"In The Middle East, Two Elections, Zero Change"
CREDIT: AP Photo/Nariman El-Mofty
The results of elections in both Syria and Egypt are a foregone conclusion. International observers and locals alike predict that Syria’s incumbent president Bashar al-Assad will be elected to a third term in office while former Field Marshal Abdel Fattah al-Sisi will come out on top in Egypt. But critics claim neither election is free and fair, and neither seem likely to lead to substantive change within the region.
Empty Polls in Egypt
In Egypt, officials of the interim government announced Tuesday night that elections would be extended through Wednesday, after spontaneously declaring Tuesday a national holiday. While the interim government claims to have no affiliations with Sisi, opponents of the general view the declaration of an extension as a sign that widespread support is not materializing.

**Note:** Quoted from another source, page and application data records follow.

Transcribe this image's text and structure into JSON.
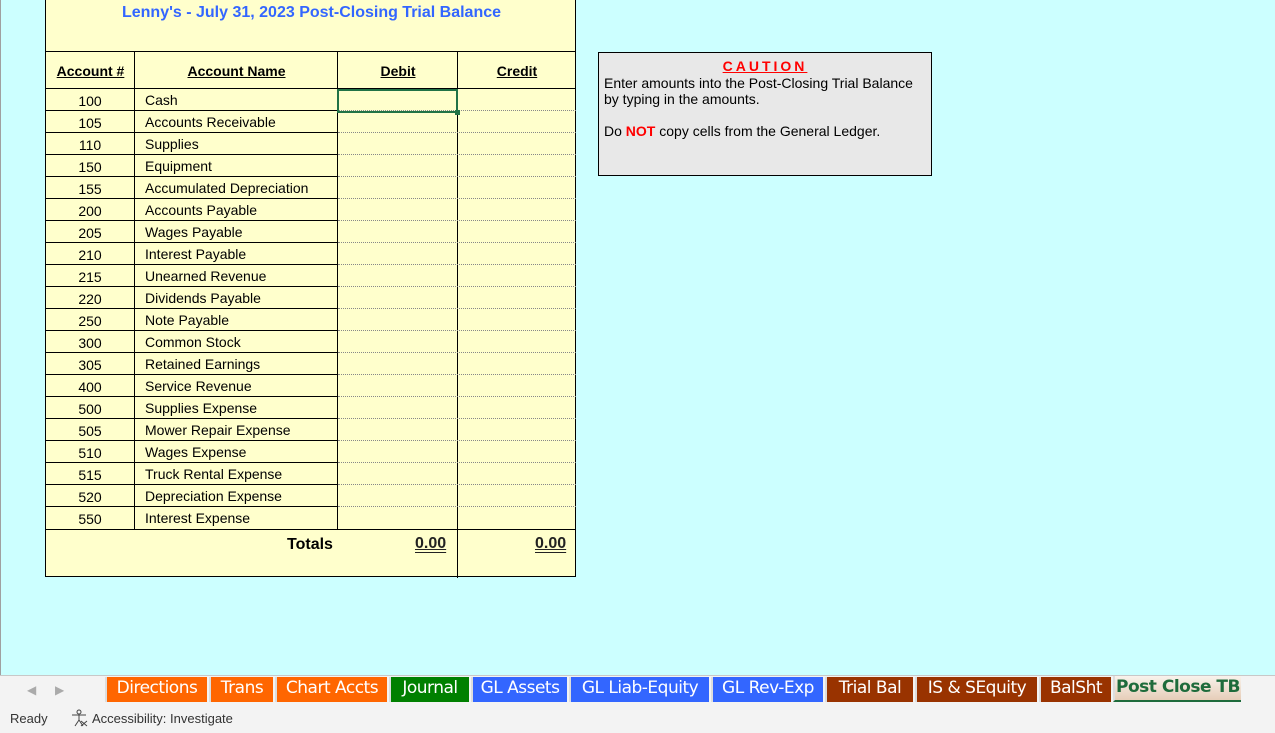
{
  "sheet": {
    "title": "Lenny's  -  July 31, 2023  Post-Closing Trial Balance",
    "headers": {
      "account_num": "Account #",
      "account_name": "Account Name",
      "debit": "Debit",
      "credit": "Credit"
    },
    "rows": [
      {
        "num": "100",
        "name": "Cash",
        "debit": "",
        "credit": ""
      },
      {
        "num": "105",
        "name": "Accounts Receivable",
        "debit": "",
        "credit": ""
      },
      {
        "num": "110",
        "name": "Supplies",
        "debit": "",
        "credit": ""
      },
      {
        "num": "150",
        "name": "Equipment",
        "debit": "",
        "credit": ""
      },
      {
        "num": "155",
        "name": "Accumulated Depreciation",
        "debit": "",
        "credit": ""
      },
      {
        "num": "200",
        "name": "Accounts Payable",
        "debit": "",
        "credit": ""
      },
      {
        "num": "205",
        "name": "Wages Payable",
        "debit": "",
        "credit": ""
      },
      {
        "num": "210",
        "name": "Interest Payable",
        "debit": "",
        "credit": ""
      },
      {
        "num": "215",
        "name": "Unearned Revenue",
        "debit": "",
        "credit": ""
      },
      {
        "num": "220",
        "name": "Dividends Payable",
        "debit": "",
        "credit": ""
      },
      {
        "num": "250",
        "name": "Note Payable",
        "debit": "",
        "credit": ""
      },
      {
        "num": "300",
        "name": "Common Stock",
        "debit": "",
        "credit": ""
      },
      {
        "num": "305",
        "name": "Retained Earnings",
        "debit": "",
        "credit": ""
      },
      {
        "num": "400",
        "name": "Service Revenue",
        "debit": "",
        "credit": ""
      },
      {
        "num": "500",
        "name": "Supplies Expense",
        "debit": "",
        "credit": ""
      },
      {
        "num": "505",
        "name": "Mower Repair Expense",
        "debit": "",
        "credit": ""
      },
      {
        "num": "510",
        "name": "Wages Expense",
        "debit": "",
        "credit": ""
      },
      {
        "num": "515",
        "name": "Truck Rental Expense",
        "debit": "",
        "credit": ""
      },
      {
        "num": "520",
        "name": "Depreciation Expense",
        "debit": "",
        "credit": ""
      },
      {
        "num": "550",
        "name": "Interest Expense",
        "debit": "",
        "credit": ""
      }
    ],
    "totals_label": "Totals",
    "total_debit": "0.00",
    "total_credit": "0.00"
  },
  "caution": {
    "title": "CAUTION",
    "line1": "Enter amounts into the Post-Closing Trial Balance by typing in the amounts.",
    "line2_pre": "Do ",
    "line2_emph": "NOT",
    "line2_post": " copy cells from the General Ledger."
  },
  "tabs": [
    {
      "label": "Directions",
      "color": "#ff6600"
    },
    {
      "label": "Trans",
      "color": "#ff6600"
    },
    {
      "label": "Chart Accts",
      "color": "#ff6600"
    },
    {
      "label": "Journal",
      "color": "#008000"
    },
    {
      "label": "GL Assets",
      "color": "#3366ff"
    },
    {
      "label": "GL Liab-Equity",
      "color": "#3366ff"
    },
    {
      "label": "GL Rev-Exp",
      "color": "#3366ff"
    },
    {
      "label": "Trial Bal",
      "color": "#993300"
    },
    {
      "label": "IS & SEquity",
      "color": "#993300"
    },
    {
      "label": "BalSht",
      "color": "#993300"
    },
    {
      "label": "Post Close TB",
      "color": "#1e6b3b",
      "active": true
    }
  ],
  "status": {
    "ready": "Ready",
    "accessibility": "Accessibility: Investigate"
  }
}
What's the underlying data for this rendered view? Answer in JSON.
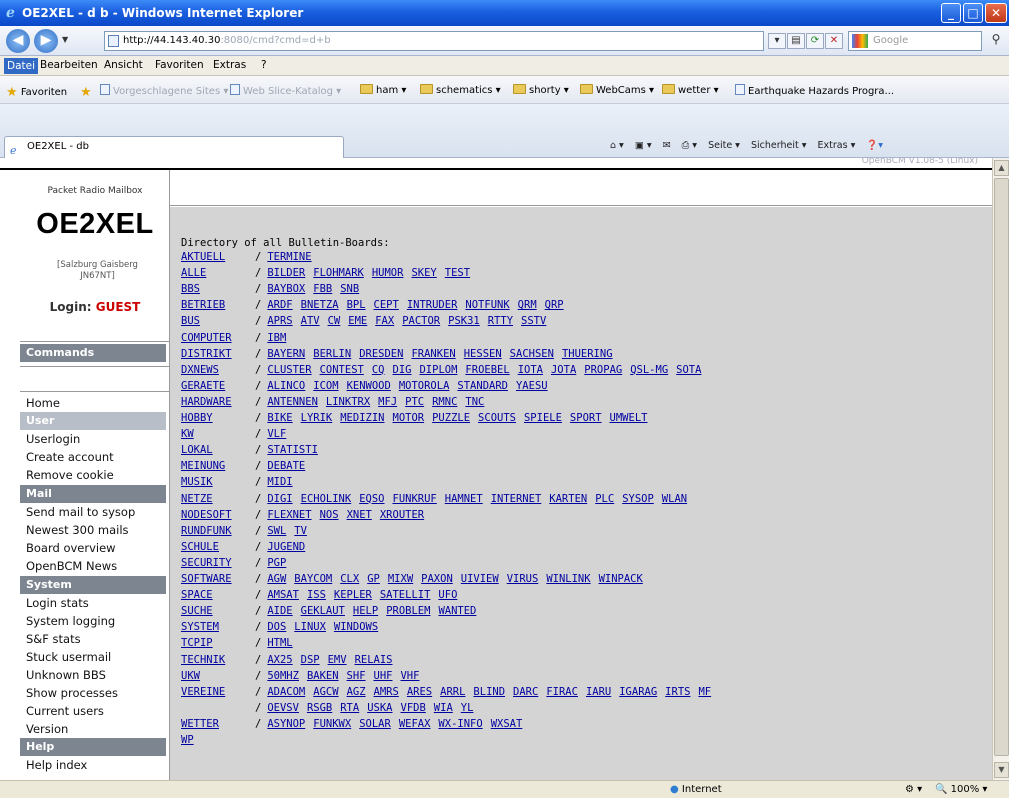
{
  "window": {
    "title": "OE2XEL - d b - Windows Internet Explorer"
  },
  "address": {
    "url_host": "http://44.143.40.30",
    "url_rest": ":8080/cmd?cmd=d+b",
    "search_placeholder": "Google"
  },
  "menu": {
    "items": [
      "Datei",
      "Bearbeiten",
      "Ansicht",
      "Favoriten",
      "Extras",
      "?"
    ]
  },
  "favorites": {
    "label": "Favoriten",
    "items": [
      "Vorgeschlagene Sites ▾",
      "Web Slice-Katalog ▾",
      "ham ▾",
      "schematics ▾",
      "shorty ▾",
      "WebCams ▾",
      "wetter ▾",
      "Earthquake Hazards Progra..."
    ]
  },
  "tab": {
    "label": "OE2XEL - db"
  },
  "commandbar": {
    "items": [
      "Seite ▾",
      "Sicherheit ▾",
      "Extras ▾"
    ]
  },
  "page": {
    "version_text": "OpenBCM V1.08-5 (Linux)"
  },
  "sidebar": {
    "subtitle": "Packet Radio Mailbox",
    "callsign": "OE2XEL",
    "location": "[Salzburg Gaisberg JN67NT]",
    "login_label": "Login:",
    "login_user": "GUEST",
    "sections": {
      "commands": "Commands",
      "user": "User",
      "mail": "Mail",
      "system": "System",
      "help": "Help"
    },
    "home": "Home",
    "user_items": [
      "Userlogin",
      "Create account",
      "Remove cookie"
    ],
    "mail_items": [
      "Send mail to sysop",
      "Newest 300 mails",
      "Board overview",
      "OpenBCM News"
    ],
    "system_items": [
      "Login stats",
      "System logging",
      "S&F stats",
      "Stuck usermail",
      "Unknown BBS",
      "Show processes",
      "Current users",
      "Version"
    ],
    "help_items": [
      "Help index"
    ]
  },
  "directory": {
    "heading": "Directory of all Bulletin-Boards:",
    "boards": [
      {
        "cat": "AKTUELL",
        "subs": [
          "TERMINE"
        ]
      },
      {
        "cat": "ALLE",
        "subs": [
          "BILDER",
          "FLOHMARK",
          "HUMOR",
          "SKEY",
          "TEST"
        ]
      },
      {
        "cat": "BBS",
        "subs": [
          "BAYBOX",
          "FBB",
          "SNB"
        ]
      },
      {
        "cat": "BETRIEB",
        "subs": [
          "ARDF",
          "BNETZA",
          "BPL",
          "CEPT",
          "INTRUDER",
          "NOTFUNK",
          "QRM",
          "QRP"
        ]
      },
      {
        "cat": "BUS",
        "subs": [
          "APRS",
          "ATV",
          "CW",
          "EME",
          "FAX",
          "PACTOR",
          "PSK31",
          "RTTY",
          "SSTV"
        ]
      },
      {
        "cat": "COMPUTER",
        "subs": [
          "IBM"
        ]
      },
      {
        "cat": "DISTRIKT",
        "subs": [
          "BAYERN",
          "BERLIN",
          "DRESDEN",
          "FRANKEN",
          "HESSEN",
          "SACHSEN",
          "THUERING"
        ]
      },
      {
        "cat": "DXNEWS",
        "subs": [
          "CLUSTER",
          "CONTEST",
          "CQ",
          "DIG",
          "DIPLOM",
          "FROEBEL",
          "IOTA",
          "JOTA",
          "PROPAG",
          "QSL-MG",
          "SOTA"
        ]
      },
      {
        "cat": "GERAETE",
        "subs": [
          "ALINCO",
          "ICOM",
          "KENWOOD",
          "MOTOROLA",
          "STANDARD",
          "YAESU"
        ]
      },
      {
        "cat": "HARDWARE",
        "subs": [
          "ANTENNEN",
          "LINKTRX",
          "MFJ",
          "PTC",
          "RMNC",
          "TNC"
        ]
      },
      {
        "cat": "HOBBY",
        "subs": [
          "BIKE",
          "LYRIK",
          "MEDIZIN",
          "MOTOR",
          "PUZZLE",
          "SCOUTS",
          "SPIELE",
          "SPORT",
          "UMWELT"
        ]
      },
      {
        "cat": "KW",
        "subs": [
          "VLF"
        ]
      },
      {
        "cat": "LOKAL",
        "subs": [
          "STATISTI"
        ]
      },
      {
        "cat": "MEINUNG",
        "subs": [
          "DEBATE"
        ]
      },
      {
        "cat": "MUSIK",
        "subs": [
          "MIDI"
        ]
      },
      {
        "cat": "NETZE",
        "subs": [
          "DIGI",
          "ECHOLINK",
          "EQSO",
          "FUNKRUF",
          "HAMNET",
          "INTERNET",
          "KARTEN",
          "PLC",
          "SYSOP",
          "WLAN"
        ]
      },
      {
        "cat": "NODESOFT",
        "subs": [
          "FLEXNET",
          "NOS",
          "XNET",
          "XROUTER"
        ]
      },
      {
        "cat": "RUNDFUNK",
        "subs": [
          "SWL",
          "TV"
        ]
      },
      {
        "cat": "SCHULE",
        "subs": [
          "JUGEND"
        ]
      },
      {
        "cat": "SECURITY",
        "subs": [
          "PGP"
        ]
      },
      {
        "cat": "SOFTWARE",
        "subs": [
          "AGW",
          "BAYCOM",
          "CLX",
          "GP",
          "MIXW",
          "PAXON",
          "UIVIEW",
          "VIRUS",
          "WINLINK",
          "WINPACK"
        ]
      },
      {
        "cat": "SPACE",
        "subs": [
          "AMSAT",
          "ISS",
          "KEPLER",
          "SATELLIT",
          "UFO"
        ]
      },
      {
        "cat": "SUCHE",
        "subs": [
          "AIDE",
          "GEKLAUT",
          "HELP",
          "PROBLEM",
          "WANTED"
        ]
      },
      {
        "cat": "SYSTEM",
        "subs": [
          "DOS",
          "LINUX",
          "WINDOWS"
        ]
      },
      {
        "cat": "TCPIP",
        "subs": [
          "HTML"
        ]
      },
      {
        "cat": "TECHNIK",
        "subs": [
          "AX25",
          "DSP",
          "EMV",
          "RELAIS"
        ]
      },
      {
        "cat": "UKW",
        "subs": [
          "50MHZ",
          "BAKEN",
          "SHF",
          "UHF",
          "VHF"
        ]
      },
      {
        "cat": "VEREINE",
        "subs": [
          "ADACOM",
          "AGCW",
          "AGZ",
          "AMRS",
          "ARES",
          "ARRL",
          "BLIND",
          "DARC",
          "FIRAC",
          "IARU",
          "IGARAG",
          "IRTS",
          "MF"
        ]
      },
      {
        "cat": "",
        "subs": [
          "OEVSV",
          "RSGB",
          "RTA",
          "USKA",
          "VFDB",
          "WIA",
          "YL"
        ]
      },
      {
        "cat": "WETTER",
        "subs": [
          "ASYNOP",
          "FUNKWX",
          "SOLAR",
          "WEFAX",
          "WX-INFO",
          "WXSAT"
        ]
      },
      {
        "cat": "WP",
        "subs": []
      }
    ]
  },
  "status": {
    "zone": "Internet",
    "zoom": "100%"
  },
  "colors": {
    "titlebar": "#0a48c8",
    "link": "#0000a0",
    "section_bar": "#7d8591",
    "login_user": "#cc0000",
    "board_bg": "#d4d4d4"
  }
}
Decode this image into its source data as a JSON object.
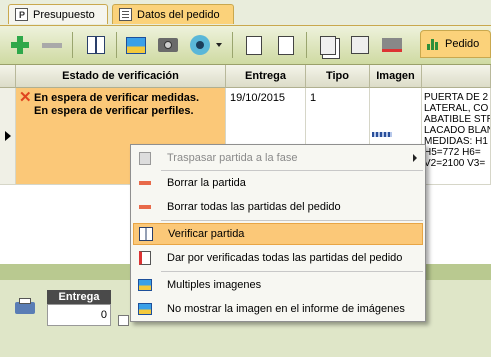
{
  "tabs": {
    "presupuesto": "Presupuesto",
    "datos_pedido": "Datos del pedido",
    "pedido": "Pedido"
  },
  "grid": {
    "columns": [
      "Estado de verificación",
      "Entrega",
      "Tipo",
      "Imagen"
    ],
    "row": {
      "estado_line1": "En espera de verificar medidas.",
      "estado_line2": "En espera de verificar perfiles.",
      "entrega": "19/10/2015",
      "tipo": "1",
      "descripcion_lines": [
        "PUERTA DE 2",
        "LATERAL, CO",
        "ABATIBLE STR",
        "LACADO BLAN",
        "MEDIDAS: H1",
        "H5=772 H6=",
        "V2=2100 V3="
      ]
    }
  },
  "bottom": {
    "entrega_label": "Entrega",
    "entrega_value": "0"
  },
  "context_menu": {
    "items": [
      {
        "label": "Traspasar partida a la fase",
        "enabled": false,
        "submenu": true
      },
      {
        "label": "Borrar la partida",
        "enabled": true
      },
      {
        "label": "Borrar todas las partidas del pedido",
        "enabled": true
      },
      {
        "label": "Verificar partida",
        "enabled": true,
        "highlighted": true
      },
      {
        "label": "Dar por verificadas todas las partidas del pedido",
        "enabled": true
      },
      {
        "label": "Multiples imagenes",
        "enabled": true
      },
      {
        "label": "No mostrar la imagen en el informe de imágenes",
        "enabled": true
      }
    ]
  },
  "colors": {
    "highlight": "#fbc878",
    "row_selected": "#fbc878",
    "accent_tab": "#fbd27a",
    "toolbar": "#cfdaa2"
  }
}
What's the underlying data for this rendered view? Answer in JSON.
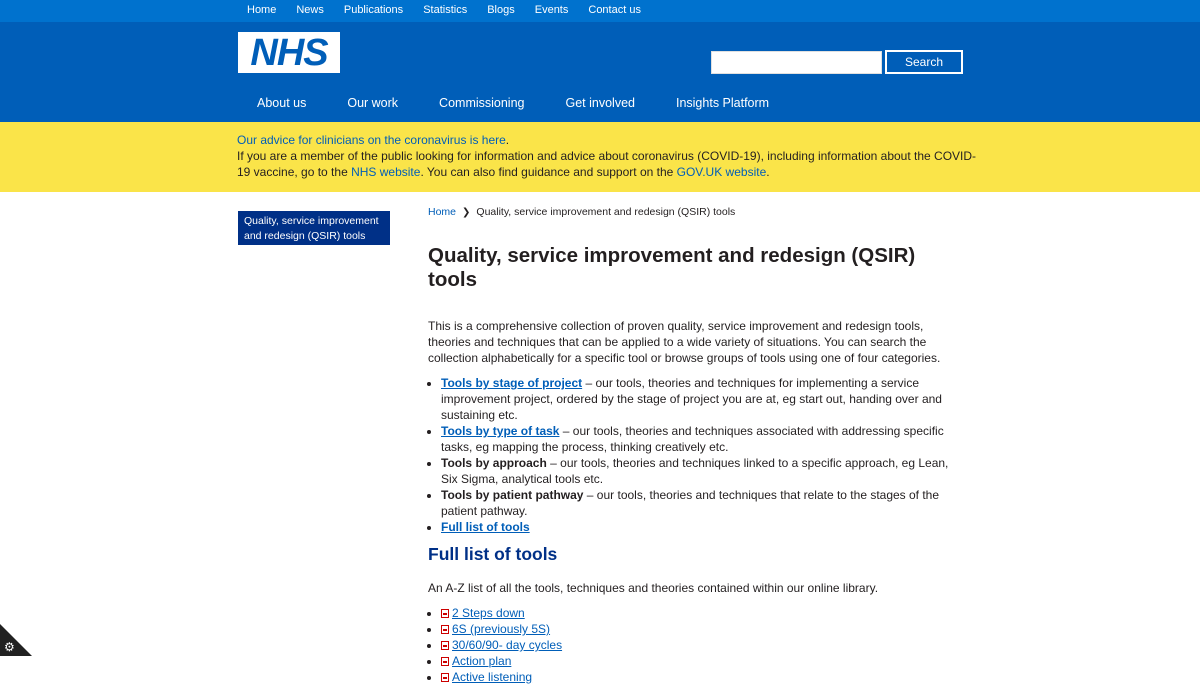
{
  "topnav": [
    "Home",
    "News",
    "Publications",
    "Statistics",
    "Blogs",
    "Events",
    "Contact us"
  ],
  "logo": "NHS",
  "search": {
    "placeholder": "",
    "button": "Search"
  },
  "mainnav": [
    "About us",
    "Our work",
    "Commissioning",
    "Get involved",
    "Insights Platform"
  ],
  "alert": {
    "line1_link": "Our advice for clinicians on the coronavirus is here",
    "line1_end": ".",
    "line2_a": "If you are a member of the public looking for information and advice about coronavirus (COVID-19), including information about the COVID-19 vaccine, go to the ",
    "nhs_link": "NHS website",
    "line2_b": ". You can also find guidance and support on the ",
    "gov_link": "GOV.UK website",
    "line2_c": "."
  },
  "sidebar": {
    "active_item": "Quality, service improvement and redesign (QSIR) tools"
  },
  "breadcrumb": {
    "home": "Home",
    "current": "Quality, service improvement and redesign (QSIR) tools"
  },
  "page_title": "Quality, service improvement and redesign (QSIR) tools",
  "intro": "This is a comprehensive collection of proven quality, service improvement and redesign tools, theories and techniques that can be applied to a wide variety of situations. You can search the collection alphabetically for a specific tool or browse groups of tools using one of four categories.",
  "categories": [
    {
      "title": "Tools by stage of project",
      "link": true,
      "desc": " – our tools, theories and techniques for implementing a service improvement project, ordered by the stage of project you are at, eg start out, handing over and sustaining etc."
    },
    {
      "title": "Tools by type of task",
      "link": true,
      "desc": " – our tools, theories and techniques associated with addressing specific tasks, eg mapping the process, thinking creatively etc."
    },
    {
      "title": "Tools by approach",
      "link": false,
      "desc": " – our tools, theories and techniques linked to a specific approach, eg Lean, Six Sigma, analytical tools etc."
    },
    {
      "title": "Tools by patient pathway",
      "link": false,
      "desc": " – our tools, theories and techniques that relate to the stages of the patient pathway."
    },
    {
      "title": "Full list of tools",
      "link": true,
      "desc": ""
    }
  ],
  "full_list": {
    "heading": "Full list of tools",
    "intro": "An A-Z list of all the tools, techniques and theories contained within our online library.",
    "items": [
      "2 Steps down",
      "6S (previously 5S)",
      "30/60/90- day cycles",
      "Action plan",
      "Active listening"
    ]
  },
  "corner_icon": "gear-icon"
}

In an interview with Reuters, Sisi underscored the importance of high voter turnout: “We need in the coming elections a greater number than those who voted in the constitution.” Sisi even predicted that 40 million out of a total population of 54 million Egyptian voters would flood the polls. However, members of the election committee have reported that turnout has stalled at 39 percent: a marked decrease from Egypt’s last presidential run-off, in 2012, that had a turnout of nearly 52 percent. Independent observers have estimated turnout at as low as 20 percent. This is despite the current government threatening to fine all non-voters 500 Egyptian pounds ($69 USD).
Abstention from voting is a result of disillusionment with the interim government that came to power after the military, led by Sisi, toppled President Mohamed Morsi last July.
The last year has been the bloodiest in Egypt’s recent history, with nearly one thousand Brotherhood supporters being killed during protests while several hundred members of the security forces have also been killed by Islamists since last July. Sisi, who left the army in March to run for president, faces the dilemma of heightened security threats, a polarized political climate, and impending bankruptcy, but has yet to provide the specifics for Egypt’s recovery, which he says can be accomplished in two years.
The prospects for an inclusive political environment in Egypt have also dimmed in the past year as the military has cracked down on demonstrators and restricted basic freedoms of speech and assembly. In Islamist strongholds such as Alexandria and Fayoum, which have borne the brunt of the government crackdown, many appear to have heeded the Muslim Brotherhood’s call to boycott the elections, who argued the balloting is unfair. The residents of Fayoum who did vote expressed little enthusiasm for either Sisi, seen as a reincarnation of deposed dictator Hosni Mubarak, or Hamdeen Sabahi, a leftist candidate who tried and failed to capture the youth vote, instead voting merely to oppose the Muslim Brotherhood. The majority of the pro-democracy youths who protested to remove Mubarak from power in 2011 were also absent from the polls. Whether Sisi proves able to foster widespread political participation remains to be seen, but the low turnout is not encouraging.
Manipulation and Fear in Syria Votes
Unlike in Egypt, Syrians are turning out in droves in attempt to have a say in the leadership of their country. In Lebanon, which is home to over one million Syrian refugees and expats, roads around Beirut were congested this morning as voters flocked to cast their ballots, in what the Washington Post’s Liz Sly described as a “powerful affirmation” of incumbent President Assad and his regime.
Virtually all observers predict Assad will win, assuring him a third term in office. Over the past three years, Syria has been torn apart by a devastating civil war as a loose coalition of opposition forces has fought to oust Assad from power. According to U.S. estimates, 162,000 Syrians have died and nearly 3 million have become refugees while human rights violations have piled up on both sides. In the past year, government forces have made serious headway while the opposition has devolved into infighting and lost ground.
However, some refugees displaced by violence in Syria reported intimidation by pro-Assad forces active in Lebanon, such as Hezbollah, and others voted in fear that, without supporting Assad, they might be denied reentry into Syria. In Amman, Jordan, Syrian refugees met outside their embassy to protest the elections, voicing the opposition’s view that elections will not produce valid results because only the regions of Syria under government control will be able to vote.
The international community has also condemned the elections as farcical, given their easily predictable outcome. “Elections organized by the Assad regime would be a parody of democracy, would reveal the regime’s rejection of the basis of the Geneva talks, and would deepen the division of Syria,” the 11-member Friends of Syria group, which includes the United States and several other allies, said in a statement last month. Syria’s election has also been seen as a total rejection of the proposed transition government that has been the basis for peace negotiations between the government and opposition.
The biggest factor undermining the legitimacy of the election remains the lack of formidable opposition to President Assad. Although the election marks Syria’s first multiparty contest for leadership in nearly 50 years, candidates running against Assad required the endorsement of 35 MPs in the current parliament, effectively barring opposition figures from running. The combined effects of ongoing war, abstention by some refugees, and lack of a credible opposition mean there’s almost no chance that the result in Syria is anything but maintenance of the status quo.